Dogs are good. Cats are all present and correct. The chickens are laying and the ducks have taken us over. One is sitting on eggs right next to the front door in the garden by the deck.

She is well camouflaged.

Today for the first time in what feels like forever the sun is out.

I think sun will help.

Take care my darlings – sorry to talk so much about myself. But I feel foggy and out of focus. I have lost my sense of being and am just waiting now. Like some of you maybe. Lucky I have a very busy job. But still a large part of my Self has curled up by the fire with her back to the world. Still. Gathering my forces maybe. But deep down. I have gone deep.

Cecilia

65 responses to “The Tunnel”

  1. I feel like we’re sitting across a garden from one another. A vast, luscious garden, riotous with food for one another, for the bees and butterflies and other bugs. For the air and soil and sky.
    Quiet shared solitude.
    My parents make washable/reusable cloth masks with a pocket for removing the filter before washing. They’ve shipped out over a hundred to clinics and such but the need there has tapered off. How many does the mill need?

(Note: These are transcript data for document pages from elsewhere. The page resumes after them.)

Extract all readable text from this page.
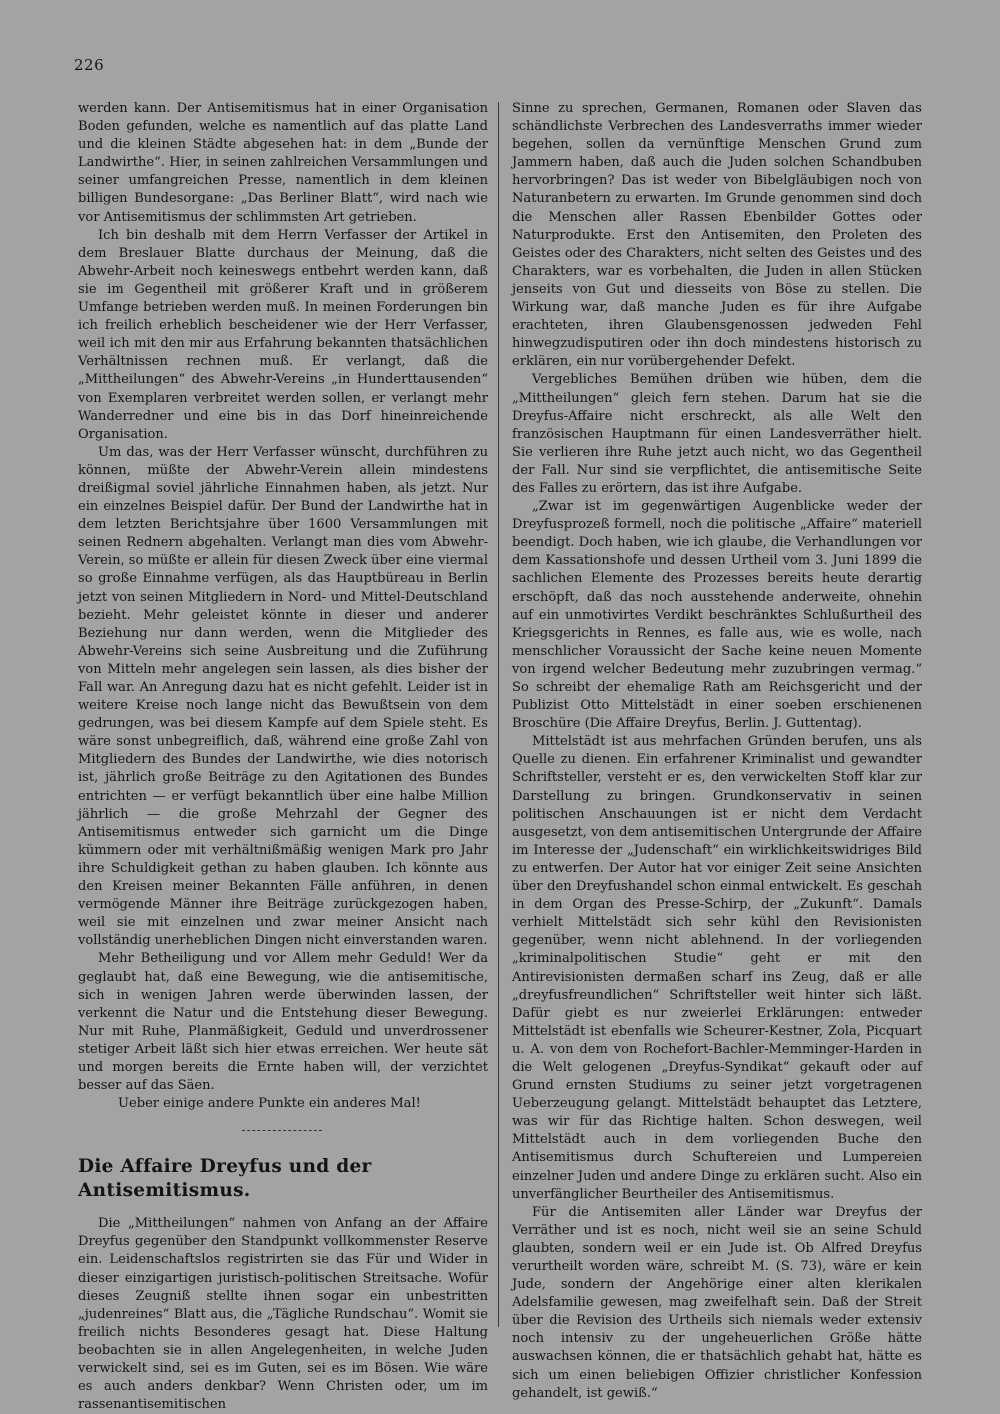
226

werden kann. Der Antisemitismus hat in einer Organisation Boden gefunden, welche es namentlich auf das platte Land und die kleinen Städte abgesehen hat: in dem „Bunde der Landwirthe“. Hier, in seinen zahlreichen Versammlungen und seiner umfangreichen Presse, namentlich in dem kleinen billigen Bundesorgane: „Das Berliner Blatt“, wird nach wie vor Antisemitismus der schlimmsten Art getrieben.

Ich bin deshalb mit dem Herrn Verfasser der Artikel in dem Breslauer Blatte durchaus der Meinung, daß die Abwehr-Arbeit noch keineswegs entbehrt werden kann, daß sie im Gegentheil mit größerer Kraft und in größerem Umfange betrieben werden muß. In meinen Forderungen bin ich freilich erheblich bescheidener wie der Herr Verfasser, weil ich mit den mir aus Erfahrung bekannten thatsächlichen Verhältnissen rechnen muß. Er verlangt, daß die „Mittheilungen“ des Abwehr-Vereins „in Hunderttausenden“ von Exemplaren verbreitet werden sollen, er verlangt mehr Wanderredner und eine bis in das Dorf hineinreichende Organisation.

Um das, was der Herr Verfasser wünscht, durchführen zu können, müßte der Abwehr-Verein allein mindestens dreißigmal soviel jährliche Einnahmen haben, als jetzt. Nur ein einzelnes Beispiel dafür. Der Bund der Landwirthe hat in dem letzten Berichtsjahre über 1600 Versammlungen mit seinen Rednern abgehalten. Verlangt man dies vom Abwehr-Verein, so müßte er allein für diesen Zweck über eine viermal so große Einnahme verfügen, als das Hauptbüreau in Berlin jetzt von seinen Mitgliedern in Nord- und Mittel-Deutschland bezieht. Mehr geleistet könnte in dieser und anderer Beziehung nur dann werden, wenn die Mitglieder des Abwehr-Vereins sich seine Ausbreitung und die Zuführung von Mitteln mehr angelegen sein lassen, als dies bisher der Fall war. An Anregung dazu hat es nicht gefehlt. Leider ist in weitere Kreise noch lange nicht das Bewußtsein von dem gedrungen, was bei diesem Kampfe auf dem Spiele steht. Es wäre sonst unbegreiflich, daß, während eine große Zahl von Mitgliedern des Bundes der Landwirthe, wie dies notorisch ist, jährlich große Beiträge zu den Agitationen des Bundes entrichten — er verfügt bekanntlich über eine halbe Million jährlich — die große Mehrzahl der Gegner des Antisemitismus entweder sich garnicht um die Dinge kümmern oder mit verhältnißmäßig wenigen Mark pro Jahr ihre Schuldigkeit gethan zu haben glauben. Ich könnte aus den Kreisen meiner Bekannten Fälle anführen, in denen vermögende Männer ihre Beiträge zurückgezogen haben, weil sie mit einzelnen und zwar meiner Ansicht nach vollständig unerheblichen Dingen nicht einverstanden waren.

Mehr Betheiligung und vor Allem mehr Geduld! Wer da geglaubt hat, daß eine Bewegung, wie die antisemitische, sich in wenigen Jahren werde überwinden lassen, der verkennt die Natur und die Entstehung dieser Bewegung. Nur mit Ruhe, Planmäßigkeit, Geduld und unverdrossener stetiger Arbeit läßt sich hier etwas erreichen. Wer heute sät und morgen bereits die Ernte haben will, der verzichtet besser auf das Säen.

Ueber einige andere Punkte ein anderes Mal!

Die Affaire Dreyfus und der Antisemitismus.

Die „Mittheilungen“ nahmen von Anfang an der Affaire Dreyfus gegenüber den Standpunkt vollkommenster Reserve ein. Leidenschaftslos registrirten sie das Für und Wider in dieser einzigartigen juristisch-politischen Streitsache. Wofür dieses Zeugniß stellte ihnen sogar ein unbestritten „judenreines“ Blatt aus, die „Tägliche Rundschau“. Womit sie freilich nichts Besonderes gesagt hat. Diese Haltung beobachten sie in allen Angelegenheiten, in welche Juden verwickelt sind, sei es im Guten, sei es im Bösen. Wie wäre es auch anders denkbar? Wenn Christen oder, um im rassenantisemitischen

Sinne zu sprechen, Germanen, Romanen oder Slaven das schändlichste Verbrechen des Landesverraths immer wieder begehen, sollen da vernünftige Menschen Grund zum Jammern haben, daß auch die Juden solchen Schandbuben hervorbringen? Das ist weder von Bibelgläubigen noch von Naturanbetern zu erwarten. Im Grunde genommen sind doch die Menschen aller Rassen Ebenbilder Gottes oder Naturprodukte. Erst den Antisemiten, den Proleten des Geistes oder des Charakters, nicht selten des Geistes und des Charakters, war es vorbehalten, die Juden in allen Stücken jenseits von Gut und diesseits von Böse zu stellen. Die Wirkung war, daß manche Juden es für ihre Aufgabe erachteten, ihren Glaubensgenossen jedweden Fehl hinwegzudisputiren oder ihn doch mindestens historisch zu erklären, ein nur vorübergehender Defekt.

Vergebliches Bemühen drüben wie hüben, dem die „Mittheilungen“ gleich fern stehen. Darum hat sie die Dreyfus-Affaire nicht erschreckt, als alle Welt den französischen Hauptmann für einen Landesverräther hielt. Sie verlieren ihre Ruhe jetzt auch nicht, wo das Gegentheil der Fall. Nur sind sie verpflichtet, die antisemitische Seite des Falles zu erörtern, das ist ihre Aufgabe.

„Zwar ist im gegenwärtigen Augenblicke weder der Dreyfusprozeß formell, noch die politische „Affaire“ materiell beendigt. Doch haben, wie ich glaube, die Verhandlungen vor dem Kassationshofe und dessen Urtheil vom 3. Juni 1899 die sachlichen Elemente des Prozesses bereits heute derartig erschöpft, daß das noch ausstehende anderweite, ohnehin auf ein unmotivirtes Verdikt beschränktes Schlußurtheil des Kriegsgerichts in Rennes, es falle aus, wie es wolle, nach menschlicher Voraussicht der Sache keine neuen Momente von irgend welcher Bedeutung mehr zuzubringen vermag.“ So schreibt der ehemalige Rath am Reichsgericht und der Publizist Otto Mittelstädt in einer soeben erschienenen Broschüre (Die Affaire Dreyfus, Berlin. J. Guttentag).

Mittelstädt ist aus mehrfachen Gründen berufen, uns als Quelle zu dienen. Ein erfahrener Kriminalist und gewandter Schriftsteller, versteht er es, den verwickelten Stoff klar zur Darstellung zu bringen. Grundkonservativ in seinen politischen Anschauungen ist er nicht dem Verdacht ausgesetzt, von dem antisemitischen Untergrunde der Affaire im Interesse der „Judenschaft“ ein wirklichkeitswidriges Bild zu entwerfen. Der Autor hat vor einiger Zeit seine Ansichten über den Dreyfushandel schon einmal entwickelt. Es geschah in dem Organ des Presse-Schirp, der „Zukunft“. Damals verhielt Mittelstädt sich sehr kühl den Revisionisten gegenüber, wenn nicht ablehnend. In der vorliegenden „kriminalpolitischen Studie“ geht er mit den Antirevisionisten dermaßen scharf ins Zeug, daß er alle „dreyfusfreundlichen“ Schriftsteller weit hinter sich läßt. Dafür giebt es nur zweierlei Erklärungen: entweder Mittelstädt ist ebenfalls wie Scheurer-Kestner, Zola, Picquart u. A. von dem von Rochefort-Bachler-Memminger-Harden in die Welt gelogenen „Dreyfus-Syndikat“ gekauft oder auf Grund ernsten Studiums zu seiner jetzt vorgetragenen Ueberzeugung gelangt. Mittelstädt behauptet das Letztere, was wir für das Richtige halten. Schon deswegen, weil Mittelstädt auch in dem vorliegenden Buche den Antisemitismus durch Schuftereien und Lumpereien einzelner Juden und andere Dinge zu erklären sucht. Also ein unverfänglicher Beurtheiler des Antisemitismus.

Für die Antisemiten aller Länder war Dreyfus der Verräther und ist es noch, nicht weil sie an seine Schuld glaubten, sondern weil er ein Jude ist. Ob Alfred Dreyfus verurtheilt worden wäre, schreibt M. (S. 73), wäre er kein Jude, sondern der Angehörige einer alten klerikalen Adelsfamilie gewesen, mag zweifelhaft sein. Daß der Streit über die Revision des Urtheils sich niemals weder extensiv noch intensiv zu der ungeheuerlichen Größe hätte auswachsen können, die er thatsächlich gehabt hat, hätte es sich um einen beliebigen Offizier christlicher Konfession gehandelt, ist gewiß.“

  2. If the sun helps, you might try taking some Vitamin D. Out here in the Northwest, the Sun is a treasured commodity and many of us lack sufficient vitamin D. I’ve been tested and am chronically low. I’ve learned that, when I’m feeling depressed and hopeless, I need to make sure to take my supplement and then, very quickly, I start feeling better. The problems still exist, but they become soluble instead of overwhelming.

  3. Ah. You have summed up my couple of weeks as well. I feel like a feather trapped in a chain link fence…..

  4. There is light at the end of the tunnel, Cecilia.
    This shall pass too.
    As you dive deep,
    Those depths will define you,
    Those depths will dust you and decorate you,
    To help you Bloom with the Pleasant Fragrance of Life!!
    Stay safe and healthy, everything will be fine.

  5. My thoughts drifted to you this morning, Miss C. Hope you are all well. Change is one of the few certainties in this life, and I am hoping for the positive. Sending you peace.